The other nutrient that’s been a hot topic lately is iodine. People in the UK tend to get enough but as its levels in food vary, it’s good to pay a bit more attention to it.

The level of iodine in plants depends on iodine content of the soil in/on which they are grown. The closer to the sea, the more iodine - therefore vegans can get enough iodine from plant foods but there's no guarantee. Seaweed, growing in the sea, is always a good source as it absorbs iodine from seawater - nori, laver, dulse and the kelp family (kombu, arame, wakame). However, kelp absorbs a lot more than the other seaweeds and you can get too much iodine from it. So, whilst seaweed consumption is encouraged, kelp should be used only sparingly. It’s best to use a kelp supplement so you know how much you’re taking – it’s cheap, you’ll have a reliable source of iodine and won’t have to worry about having too much of it.

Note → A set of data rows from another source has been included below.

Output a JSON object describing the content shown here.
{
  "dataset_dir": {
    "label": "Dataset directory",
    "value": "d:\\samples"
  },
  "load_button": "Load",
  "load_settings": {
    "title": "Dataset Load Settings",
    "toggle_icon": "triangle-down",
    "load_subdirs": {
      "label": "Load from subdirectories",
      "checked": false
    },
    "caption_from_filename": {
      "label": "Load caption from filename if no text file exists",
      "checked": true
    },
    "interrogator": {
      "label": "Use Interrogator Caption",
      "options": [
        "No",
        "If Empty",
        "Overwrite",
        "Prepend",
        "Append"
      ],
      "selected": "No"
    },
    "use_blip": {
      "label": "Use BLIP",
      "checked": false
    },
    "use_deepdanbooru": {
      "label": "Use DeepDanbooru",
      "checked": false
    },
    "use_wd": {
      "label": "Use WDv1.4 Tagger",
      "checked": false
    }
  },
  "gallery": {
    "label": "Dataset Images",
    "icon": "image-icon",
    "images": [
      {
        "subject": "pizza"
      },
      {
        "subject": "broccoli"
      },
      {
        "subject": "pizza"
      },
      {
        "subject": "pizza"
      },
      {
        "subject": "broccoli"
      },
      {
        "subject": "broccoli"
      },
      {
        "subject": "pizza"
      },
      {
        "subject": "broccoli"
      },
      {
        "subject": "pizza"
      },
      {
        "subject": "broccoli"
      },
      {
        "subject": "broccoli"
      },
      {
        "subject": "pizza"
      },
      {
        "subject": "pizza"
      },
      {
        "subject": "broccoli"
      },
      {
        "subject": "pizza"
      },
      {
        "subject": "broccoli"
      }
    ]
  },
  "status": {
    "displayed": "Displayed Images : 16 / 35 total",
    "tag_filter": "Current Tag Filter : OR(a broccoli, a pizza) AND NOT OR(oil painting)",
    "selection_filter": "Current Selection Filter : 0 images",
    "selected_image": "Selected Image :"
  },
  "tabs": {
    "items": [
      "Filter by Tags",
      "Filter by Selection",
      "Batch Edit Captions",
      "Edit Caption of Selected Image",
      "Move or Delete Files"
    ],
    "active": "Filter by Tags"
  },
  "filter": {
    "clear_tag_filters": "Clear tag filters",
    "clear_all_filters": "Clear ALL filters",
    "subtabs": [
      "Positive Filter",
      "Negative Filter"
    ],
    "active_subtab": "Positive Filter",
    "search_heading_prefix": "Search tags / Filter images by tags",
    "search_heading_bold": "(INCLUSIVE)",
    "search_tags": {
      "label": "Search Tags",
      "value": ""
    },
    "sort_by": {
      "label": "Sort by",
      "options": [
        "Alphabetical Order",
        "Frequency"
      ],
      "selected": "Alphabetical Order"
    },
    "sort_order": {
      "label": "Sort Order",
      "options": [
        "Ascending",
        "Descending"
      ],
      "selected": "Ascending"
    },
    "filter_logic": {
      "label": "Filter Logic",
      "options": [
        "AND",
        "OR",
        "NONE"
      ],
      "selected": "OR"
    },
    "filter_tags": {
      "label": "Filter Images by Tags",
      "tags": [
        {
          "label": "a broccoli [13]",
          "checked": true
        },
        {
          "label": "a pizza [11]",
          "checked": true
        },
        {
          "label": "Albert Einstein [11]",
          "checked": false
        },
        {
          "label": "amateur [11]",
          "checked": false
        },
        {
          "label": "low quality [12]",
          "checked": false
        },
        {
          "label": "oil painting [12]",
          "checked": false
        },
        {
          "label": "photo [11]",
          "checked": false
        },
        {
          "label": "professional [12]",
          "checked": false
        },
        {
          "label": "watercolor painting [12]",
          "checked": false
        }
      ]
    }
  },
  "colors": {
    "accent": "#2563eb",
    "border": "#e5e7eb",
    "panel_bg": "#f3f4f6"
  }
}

The iodine in cow’s milk and dairy products is not a natural component of these foods, it comes from iodinated cattle feed supplements, iodophor medication, iodine-containing sterilisers of milking equipment, teat dips and udder washes. Milk is neither a natural nor the best source of iodine, so we can happily leave it off our diet.

In many countries, iodised salt is commonly used to ensure iodine intake. UNICEF says 91 million newborn infants worldwide are thought to be protected yearly from a significant loss in learning ability (iodine is essential for nervous system development) as a result of the increased use of iodised salt.

A vegan diet can easily provide all essential nutrients and milk is no miracle food. The tabloids and vegan-phobic ‘experts’ would do better if they tried to educate rather than scare people but that would make for less sensational headlines. We have plenty of freely accessible resources so don’t forget to have a look if you need reliable vegan health information.